Cape Town - Opposition To Urban Tolling Alliance (Outa) chairperson Wayne Duvenage has lauded the Western Cape High Court's ruling to set aside road agency Sanral's decision to toll highways in the Western Cape.

READ: Court rules against Sanral on Cape tolls

"We think it is an excellent ruling and we think it is going to open up a lot of conjecture and a lot of concern around the Gauteng decision as well," Duvenage told Fin24 on Wednesday.

"Outa congratulates the City of Cape Town for taking a stand and defending the rights of citizens to enjoy toll-free urban roads, which are essential for daily commuting and the development of the economy," the civil rights body said in a statement.

It was a "ludicrous idea" for the South African National Roads Agency Limited (Sanral) to accept "an unsolicited bid to toll the Western Cape's freeways in the first place", said Duvenage.

"The high costs of toll administration, the exorbitant construction costs, and the guaranteed enrichment of a concessionaire consortium can only be dubbed as an outrageous scheme, to say the least," said Outa.

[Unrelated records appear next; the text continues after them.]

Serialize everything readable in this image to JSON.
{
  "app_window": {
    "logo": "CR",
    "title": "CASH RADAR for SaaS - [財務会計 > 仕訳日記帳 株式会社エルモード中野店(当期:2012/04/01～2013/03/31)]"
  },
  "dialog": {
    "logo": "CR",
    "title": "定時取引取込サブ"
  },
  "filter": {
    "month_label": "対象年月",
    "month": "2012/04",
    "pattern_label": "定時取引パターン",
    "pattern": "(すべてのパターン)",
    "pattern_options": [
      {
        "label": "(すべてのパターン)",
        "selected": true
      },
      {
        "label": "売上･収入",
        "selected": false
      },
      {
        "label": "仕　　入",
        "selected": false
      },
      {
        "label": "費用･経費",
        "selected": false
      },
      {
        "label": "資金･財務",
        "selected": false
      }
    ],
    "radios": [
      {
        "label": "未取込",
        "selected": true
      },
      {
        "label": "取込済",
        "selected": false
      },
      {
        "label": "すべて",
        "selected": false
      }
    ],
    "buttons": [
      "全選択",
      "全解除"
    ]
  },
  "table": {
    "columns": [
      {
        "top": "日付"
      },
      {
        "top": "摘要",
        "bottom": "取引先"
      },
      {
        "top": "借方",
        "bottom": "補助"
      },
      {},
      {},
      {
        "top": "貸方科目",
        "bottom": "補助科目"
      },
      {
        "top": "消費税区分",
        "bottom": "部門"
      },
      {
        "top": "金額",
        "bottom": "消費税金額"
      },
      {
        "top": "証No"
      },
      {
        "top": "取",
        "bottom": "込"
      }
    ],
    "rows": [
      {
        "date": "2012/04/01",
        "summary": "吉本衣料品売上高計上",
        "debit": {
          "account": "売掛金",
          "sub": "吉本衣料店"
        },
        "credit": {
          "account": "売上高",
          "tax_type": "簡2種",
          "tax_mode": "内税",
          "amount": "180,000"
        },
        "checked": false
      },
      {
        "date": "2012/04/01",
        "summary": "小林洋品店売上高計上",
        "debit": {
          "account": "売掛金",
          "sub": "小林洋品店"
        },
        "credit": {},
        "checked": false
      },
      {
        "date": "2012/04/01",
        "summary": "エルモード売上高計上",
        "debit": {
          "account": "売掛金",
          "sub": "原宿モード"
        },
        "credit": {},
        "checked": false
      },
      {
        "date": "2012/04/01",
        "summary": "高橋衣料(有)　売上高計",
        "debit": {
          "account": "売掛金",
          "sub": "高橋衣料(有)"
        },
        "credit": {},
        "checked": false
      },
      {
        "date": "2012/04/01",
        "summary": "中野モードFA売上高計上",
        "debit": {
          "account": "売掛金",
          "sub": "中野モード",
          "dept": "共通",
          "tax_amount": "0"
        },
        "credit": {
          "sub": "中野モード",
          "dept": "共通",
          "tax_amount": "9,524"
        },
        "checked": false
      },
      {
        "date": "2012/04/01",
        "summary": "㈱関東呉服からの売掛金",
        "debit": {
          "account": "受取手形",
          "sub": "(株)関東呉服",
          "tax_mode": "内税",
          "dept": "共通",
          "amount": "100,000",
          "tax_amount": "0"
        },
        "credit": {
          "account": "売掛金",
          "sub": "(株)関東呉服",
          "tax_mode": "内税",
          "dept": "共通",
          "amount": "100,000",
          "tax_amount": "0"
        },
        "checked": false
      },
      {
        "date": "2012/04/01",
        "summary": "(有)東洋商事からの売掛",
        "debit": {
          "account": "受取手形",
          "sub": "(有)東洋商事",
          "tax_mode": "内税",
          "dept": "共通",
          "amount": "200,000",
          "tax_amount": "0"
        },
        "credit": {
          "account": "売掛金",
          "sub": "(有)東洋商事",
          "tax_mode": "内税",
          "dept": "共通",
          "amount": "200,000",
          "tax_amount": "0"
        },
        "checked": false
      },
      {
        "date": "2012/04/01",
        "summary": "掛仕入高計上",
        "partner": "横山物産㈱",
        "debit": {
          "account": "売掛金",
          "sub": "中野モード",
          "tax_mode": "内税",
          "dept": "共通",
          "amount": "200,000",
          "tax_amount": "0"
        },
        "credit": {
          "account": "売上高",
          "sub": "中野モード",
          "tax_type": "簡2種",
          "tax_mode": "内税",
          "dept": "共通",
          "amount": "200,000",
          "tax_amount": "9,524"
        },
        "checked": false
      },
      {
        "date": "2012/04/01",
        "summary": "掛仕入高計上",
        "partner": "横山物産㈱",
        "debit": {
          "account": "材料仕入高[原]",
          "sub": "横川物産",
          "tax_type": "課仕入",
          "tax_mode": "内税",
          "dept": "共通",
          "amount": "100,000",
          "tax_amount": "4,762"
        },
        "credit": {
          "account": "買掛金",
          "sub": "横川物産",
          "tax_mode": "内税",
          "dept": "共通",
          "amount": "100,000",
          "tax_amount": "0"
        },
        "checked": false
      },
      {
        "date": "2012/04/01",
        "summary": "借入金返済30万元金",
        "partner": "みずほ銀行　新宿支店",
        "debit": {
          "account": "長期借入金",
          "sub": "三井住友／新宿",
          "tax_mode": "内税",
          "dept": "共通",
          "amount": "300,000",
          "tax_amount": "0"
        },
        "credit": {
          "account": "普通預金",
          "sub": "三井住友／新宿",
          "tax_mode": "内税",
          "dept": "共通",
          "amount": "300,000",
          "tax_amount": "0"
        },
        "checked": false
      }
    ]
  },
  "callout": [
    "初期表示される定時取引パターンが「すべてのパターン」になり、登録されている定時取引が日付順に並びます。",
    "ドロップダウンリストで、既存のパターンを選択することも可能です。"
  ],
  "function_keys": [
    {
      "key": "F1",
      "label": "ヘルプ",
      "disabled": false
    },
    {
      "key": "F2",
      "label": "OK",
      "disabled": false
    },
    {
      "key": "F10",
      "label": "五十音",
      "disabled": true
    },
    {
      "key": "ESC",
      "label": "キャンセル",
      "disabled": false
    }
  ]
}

The body criticised Sanral for being "extremely remiss" in some areas of its research and "extremely lax" in its involvement of society and other government structures in some of their projects. This, according to Outa, has given rise to many court challenges as well as the need for costly corrective action.

"The judge certainly got it right in a judgment which sheds light on the incorrect and appalling procedures implemented by Sanral, who have far too often ignored the very people expected to pay the unjust tolls linked to important public infrastructural development."

Outa said its research has highlighted many questions to be asked of Sanral in connection with unsolicited bids and past regulatory amendments to the Sanral Act. These actions, according to Outa, have left the public poorer while enriching "a few concessionaires".

"The authorities' actions are effectively introducing a new questionable and unjustified tax on the people of this country," said Outa.